An annual dog license will be discounted if the animal is spayed or neutered. Lifetime licenses are available for dogs with permanent identifications. Older adults and persons with disabilities may purchase a license at a discounted rate.
The owner's contact information is used by the Pennsylvania Department of Agriculture's Bureau of Dog Law, local police and shelters to identify lost dogs and get them home safely. People who do not have licenses for their dogs may be fined up to $300.
Licenses may purchased online, by mail or in person at the treasurer's office, which is on the second floor of the York County Administrative Center, 28 E. Market St., York, or at any one of the 16 satellite sub-agents throughout York County. More information is available by visiting https://yorkcountypa.gov/county-administration/row-officers/treasurer.html and clicking on Dog Licenses or by visiting www.facebook.com/YorkCountyTreasurer.
If a dog has lost its lifetime license tag, the treasurer's office can issue replacement tags. Dog owners who have a change in their contact information should notify the treasurer's office by contacting Ashley Feller at AKFeller@YorkCountyPA.gov or 717-771-9603.
Officials Graduate From CCAP Academy December 5, 2018
The County Commissioners Association of Pennsylvania (CCAP) Academy for Excellence in County Government recently graduated 22 county officials from its program during ceremonies at CCAP's Fall Conference in Hershey.
The academy is a certificate training program specifically designed for county commissioners, council members, county executives, administrators and assistant administrators, chief clerks and assistant chief clerks, solicitors and assistant solicitors, and their equivalents in home rule counties. Participants complete required courses in leadership, management, and decision-making; county legal issues; today's trends in county government; county functions and responsibilities; county financial management; risk management; personnel and labor relations; and personal development. They also attain elective credits by attending courses covering a wide range of relevant topics.

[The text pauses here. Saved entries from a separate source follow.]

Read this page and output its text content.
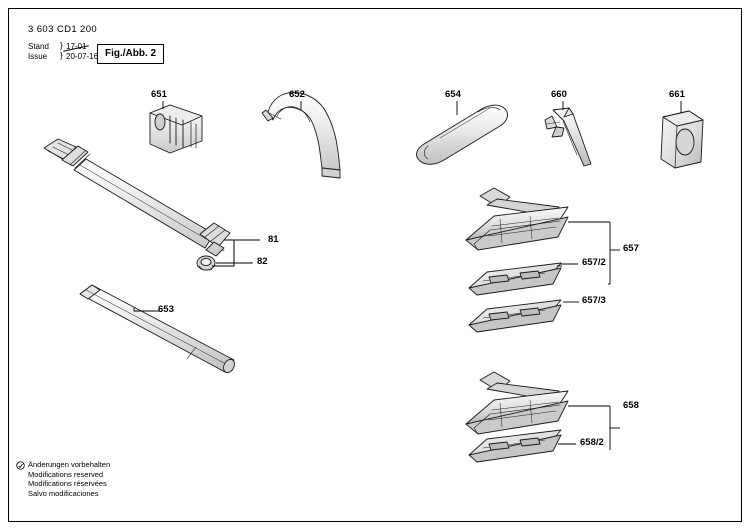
3 603 CD1 200
Stand
Issue
}
}
17-01
20-07-16 Fig./Abb. 2
651	652	654	660	661
81
82
653
657
657/2
657/3
658
658/2
Änderungen vorbehalten
Modifications reserved
Modifications réservées
Salvo modificaciones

CCAP and the academy are committed to training informed and responsible public officials to give Pennsylvania's counties the leadership needed to deal with the challenges of today's county government. Since its inception in 1996, the voluntary program has graduated more than 150 county officials,
The 2018 graduates include Kevin S. Barnhardt, Berks County commissioner, and Christine Sadler, Berks County solicitor.